Abstract 1751: Myocardial Microvasculature Dysfunction and Impaired Left Ventricular Relaxation Revealed by Ultrasonic Strain Rate in Patients with Obstructive Sleep Apnea Syndrome
Introduction: Impairment of left ventricular (LV) diastolic function is common in patients with obstructive sleep apnea syndrome (OSAS). The possible effect of OSAS on the myocardial microvasculature and LV diastolic function, however, has been unclear.
Hypothesis: We investigated whether individuals with OSAS exhibit myocardial microvasculature abnormalities together with LV diastolic dysfunction.
Methods: Intravenous myocardial contrast echocardiography and strain imaging were performed in 22 patients with OSAS (54.8 ± 10.7 years) and 23 control individuals without OSAS who were matched for age and blood pressure. Images of apical two- and four-chamber views were obtained at pulsing intervals of one to four cardiac cycles with bolus infusion of Levovist (Schering). The color pixel intensity was acquired at eight regions of interest (inferior, anterior, septal, and lateral base and apex) in the LV myocardium and in the adjacent chamber. Longitudinal strain and early strain rate (SRdia) were determined for the same segments. Standard polysomnography was performed in OSAS patients to determine the number of apnea and hypopnea episodes per hour (apnea-hypopnea index, or AHI) as well as the oxygen desaturation index (ODI).

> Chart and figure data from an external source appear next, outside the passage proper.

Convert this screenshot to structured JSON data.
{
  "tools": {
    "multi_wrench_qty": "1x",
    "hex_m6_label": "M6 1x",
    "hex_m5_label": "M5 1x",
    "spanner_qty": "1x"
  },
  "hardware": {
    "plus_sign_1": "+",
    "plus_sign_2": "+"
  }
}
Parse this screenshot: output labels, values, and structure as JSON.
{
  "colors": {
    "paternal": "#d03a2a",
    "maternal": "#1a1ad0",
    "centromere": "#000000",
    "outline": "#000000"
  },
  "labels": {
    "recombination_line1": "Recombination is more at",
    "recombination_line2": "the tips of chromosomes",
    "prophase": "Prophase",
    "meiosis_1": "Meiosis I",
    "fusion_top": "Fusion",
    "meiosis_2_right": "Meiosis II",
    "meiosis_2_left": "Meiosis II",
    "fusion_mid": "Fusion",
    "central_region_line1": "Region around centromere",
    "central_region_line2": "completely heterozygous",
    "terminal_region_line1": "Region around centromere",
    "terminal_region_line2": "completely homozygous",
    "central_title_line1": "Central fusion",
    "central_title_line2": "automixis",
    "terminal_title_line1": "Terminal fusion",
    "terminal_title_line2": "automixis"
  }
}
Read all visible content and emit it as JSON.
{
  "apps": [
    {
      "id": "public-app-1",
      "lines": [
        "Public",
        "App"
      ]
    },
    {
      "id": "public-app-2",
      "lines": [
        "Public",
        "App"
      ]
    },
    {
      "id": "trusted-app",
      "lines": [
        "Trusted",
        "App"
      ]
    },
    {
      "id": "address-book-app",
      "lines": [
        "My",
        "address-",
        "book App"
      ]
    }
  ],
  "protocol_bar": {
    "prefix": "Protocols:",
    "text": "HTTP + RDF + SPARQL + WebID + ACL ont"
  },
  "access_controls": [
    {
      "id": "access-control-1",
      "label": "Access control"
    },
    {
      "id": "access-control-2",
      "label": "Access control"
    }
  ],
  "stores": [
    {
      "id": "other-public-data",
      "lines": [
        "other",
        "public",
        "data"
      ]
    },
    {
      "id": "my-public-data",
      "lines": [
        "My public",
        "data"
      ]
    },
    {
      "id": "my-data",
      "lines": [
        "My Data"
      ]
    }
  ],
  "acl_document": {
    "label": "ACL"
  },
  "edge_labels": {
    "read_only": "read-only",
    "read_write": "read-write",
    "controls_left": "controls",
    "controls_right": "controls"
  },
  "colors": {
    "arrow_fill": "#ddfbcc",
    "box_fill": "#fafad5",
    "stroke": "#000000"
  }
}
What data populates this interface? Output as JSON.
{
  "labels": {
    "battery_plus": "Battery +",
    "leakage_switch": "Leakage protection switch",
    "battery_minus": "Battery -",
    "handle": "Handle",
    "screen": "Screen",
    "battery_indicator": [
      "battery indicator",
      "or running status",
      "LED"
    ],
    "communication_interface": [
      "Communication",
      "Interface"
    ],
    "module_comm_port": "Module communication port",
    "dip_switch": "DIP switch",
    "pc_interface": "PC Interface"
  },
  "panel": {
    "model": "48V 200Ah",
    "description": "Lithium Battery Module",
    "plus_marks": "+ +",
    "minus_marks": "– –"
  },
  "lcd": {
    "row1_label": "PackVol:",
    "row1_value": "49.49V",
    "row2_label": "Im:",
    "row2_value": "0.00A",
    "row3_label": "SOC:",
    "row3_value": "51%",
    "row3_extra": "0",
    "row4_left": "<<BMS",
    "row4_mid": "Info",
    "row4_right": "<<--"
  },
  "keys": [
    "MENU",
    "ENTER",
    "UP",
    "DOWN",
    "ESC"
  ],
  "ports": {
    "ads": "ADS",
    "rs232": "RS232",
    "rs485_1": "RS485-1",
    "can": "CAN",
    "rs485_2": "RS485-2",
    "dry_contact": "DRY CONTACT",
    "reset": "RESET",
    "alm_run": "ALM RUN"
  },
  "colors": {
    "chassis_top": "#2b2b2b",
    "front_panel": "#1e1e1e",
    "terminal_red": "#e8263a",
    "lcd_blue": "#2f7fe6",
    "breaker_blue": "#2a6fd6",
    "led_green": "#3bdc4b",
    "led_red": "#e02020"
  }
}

Results: The mean contrast intensity difference between the myocardium and chamber in all regions was significantly greater in OSAS patients than in controls (26.1 ± 3.4 vs. 23.9 ± 2.9 dB, P < 0.05). It was also correlated with AHI (r = 0.65, P = 0.001) and ODI (r = 0.68, P = 0.001) but not with LV mass. Strain and SRdia were significantly smaller in OSAS patients than in controls, but the LV ejection fraction did not differ between the two groups. The amount of norepinephrine in 24-h urine specimens was significantly greater in patients with severe OSAS (AHI > 30/h) than in those with mild to moderate OSAS (AHI ≤ 30/h). Strain and SRdia were significantly increased in OSAS patients after treatment for 6 months with continuous positive airway pressure.
Conclusions: The repeated episodes of nocturnal oxygen desaturation, sleep fragmentation, and activation of the sympathoadrenal system in individuals with OSAS may result in myocardial microvasculature dysfunction and thereby contribute to impairment of LV relaxation.